Blockchain is perhaps best known for keeping cryptocurrency transactions secure, but what about using blockchain for medical records? Could blockchain help to improve healthcare data security?
The use of blockchain for medical records is still in its infancy, but there are clear security benefits that could help to reduce healthcare data breaches while making it far easier for health data to be shared between providers and accessed by patients.
Currently, the way health records are stored and shared leaves much to be desired. The system is not efficient, there are many roadblocks that prevent the sharing of data and patients’ health data is not always stored by a single healthcare provider – instead a patients’ full health histories are fragmented and spread across multiple providers’ systems.
Not only does this make it difficult for health data to be amalgamated, it also leaves data vulnerable to theft. When data is split between multiple providers and their business associates, there is considerable potential for a breach. The Health Insurance Portability and Accountability Act (HIPAA) requires all HIPAA covered entities and their business associates to implement technical safeguards to ensure the confidentiality, integrity, and availability of protected health information. However, each entity implements their own security controls.
The more entities have access to health data, the greater the potential for errors to be made that result in the data being exposed. As the Department of Health and Human Services’ Office for Civil Rights Breach portal clearly shows, HIPAA-covered entities and their business associates are not always as careful as they should be when storing and transmitting data, and even when they are, it is often not possible to prevent breaches. However, using blockchain for medical records could dramatically improve data security.
Blockchain, as the name suggests, is a chain of data blocks which contain details of transactions, each of which is encrypted to ensure privacy. Rather than store data in a single location, blockchain keeps data in an encrypted ledger, which is distributed across synchronized, replicated databases. Each block is linked to the previous block by a unique public key with access to data carefully controlled.
As has been shown with the massive Anthem and Equifax data breaches, single entities cannot be trusted to hold vast quantities of data and keep it secure in a centralized system. Storing data in a decentralized system could be a viable alternative.
With blockchain, each data block in the chain can be encrypted using public key cryptography which can be unlocked with the use of a private key or password, which could be held by a patient.
If blockchain is used for health data, rather than multiple healthcare providers storing their own copies of a patient’s data, the patient would grant each access to their data and provide them with a key.
Without access to the key, the data stored in blockchain would be inaccessible. It would not be possible to hack a single block of data, at least not without simultaneously hacking all the others in the chain’s chronology. It would also not possible for changes to the data blocks to be made and for those changes to be hidden.
With a cryptocurrency such as Bitcoin, blockchain is used for transactions – the buying and selling of the currency. With health records, the transactions would be consultations with physicians, X-ray images or blood test results, prescriptions, or surgical procedures. Each time data is added, it would need to be validated by a trusted entity who has been given an access key.
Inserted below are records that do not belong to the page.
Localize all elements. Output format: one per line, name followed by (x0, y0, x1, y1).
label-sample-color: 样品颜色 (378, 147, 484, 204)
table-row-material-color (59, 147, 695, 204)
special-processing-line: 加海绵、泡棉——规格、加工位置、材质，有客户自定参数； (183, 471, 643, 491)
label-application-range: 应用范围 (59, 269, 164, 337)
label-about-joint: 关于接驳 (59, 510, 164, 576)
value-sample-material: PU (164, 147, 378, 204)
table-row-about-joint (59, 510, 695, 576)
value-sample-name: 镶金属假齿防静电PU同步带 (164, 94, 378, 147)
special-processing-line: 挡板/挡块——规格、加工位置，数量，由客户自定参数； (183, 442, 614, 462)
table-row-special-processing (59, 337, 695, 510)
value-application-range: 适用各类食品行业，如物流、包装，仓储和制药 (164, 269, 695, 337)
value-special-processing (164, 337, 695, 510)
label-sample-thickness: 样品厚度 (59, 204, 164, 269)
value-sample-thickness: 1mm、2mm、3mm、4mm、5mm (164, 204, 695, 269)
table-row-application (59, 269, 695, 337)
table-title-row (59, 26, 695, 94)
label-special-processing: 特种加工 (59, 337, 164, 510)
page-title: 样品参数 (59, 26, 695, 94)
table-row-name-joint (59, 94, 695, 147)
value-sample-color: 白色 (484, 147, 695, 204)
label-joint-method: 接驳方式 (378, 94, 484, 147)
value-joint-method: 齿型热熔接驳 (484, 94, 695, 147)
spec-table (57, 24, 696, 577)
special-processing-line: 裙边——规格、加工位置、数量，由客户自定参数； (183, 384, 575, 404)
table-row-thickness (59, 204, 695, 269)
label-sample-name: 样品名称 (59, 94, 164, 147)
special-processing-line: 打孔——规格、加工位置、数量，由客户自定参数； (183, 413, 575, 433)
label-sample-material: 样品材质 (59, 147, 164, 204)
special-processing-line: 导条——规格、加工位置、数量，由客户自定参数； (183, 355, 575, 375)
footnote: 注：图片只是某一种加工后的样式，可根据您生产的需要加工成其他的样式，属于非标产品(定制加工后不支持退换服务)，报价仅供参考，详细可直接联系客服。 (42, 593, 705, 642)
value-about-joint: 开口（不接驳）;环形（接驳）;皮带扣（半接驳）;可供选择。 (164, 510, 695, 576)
Once validated, it would be added as a block in the chain in chronological order, with the blockchain comprising a patient’s entire medical history.
The use of blockchain for medical records could prove highly beneficial for providers and patients. Not only for keeping medical records secure, but pulling together fragmented medical records stored by multiple healthcare providers.
This would allow full medical records to be easily shared between providers. Medical records would not need to be transmitted electronically between providers, new providers would just be required to be told where to access the information and given the access key.
Blockchain has potential to make it far easier for patients to access their healthcare records. Rather than submitting a request for copies of their health data with several different healthcare providers, one request could be submitted and their full healthcare record could be accessed. Currently, that process can be complicated, time-consuming, and potentially costly for the patient, since each provider is permitted under HIPAA to charge a fee for providing copies of data.
When data is provided through patient portals, the process of piecing together health records can be even more complicated, as is sharing the information. Blockchain could also help sort out the issues that exist with multiple patient identifiers.
Blockchain clearly works for financial transactions but what about blockchain and medical records? Could it work in practice? Trials using Blockchain and medical data have shown very promising results. One trial conducted by MIT Media Lab and Beth Israel Deaconess Medical Center has shown blockchain to work well for tracking test results, treatments, and prescriptions for inpatients and outpatients over 6 months. In that trial case, data exchange between two institutions was simulated using two different databases at Beth Israel. Plans are now underway to expand the pilot.
There are still issues that must be resolved. Blockchain is not anonymous but pseudonymous. There is also the problem of how to make certain records private, such as psychotherapy notes, to prevent patients accessing that information.
It would also be necessary for blockchain to be extensively tested with health data and healthcare organizations would need to be convinced to adopt blockchain medical records systems. Encouragingly, earlier this year, IBM conducted a survey on 200 healthcare organizations. 16% said they expected to have a commercial blockchain solution in place this year.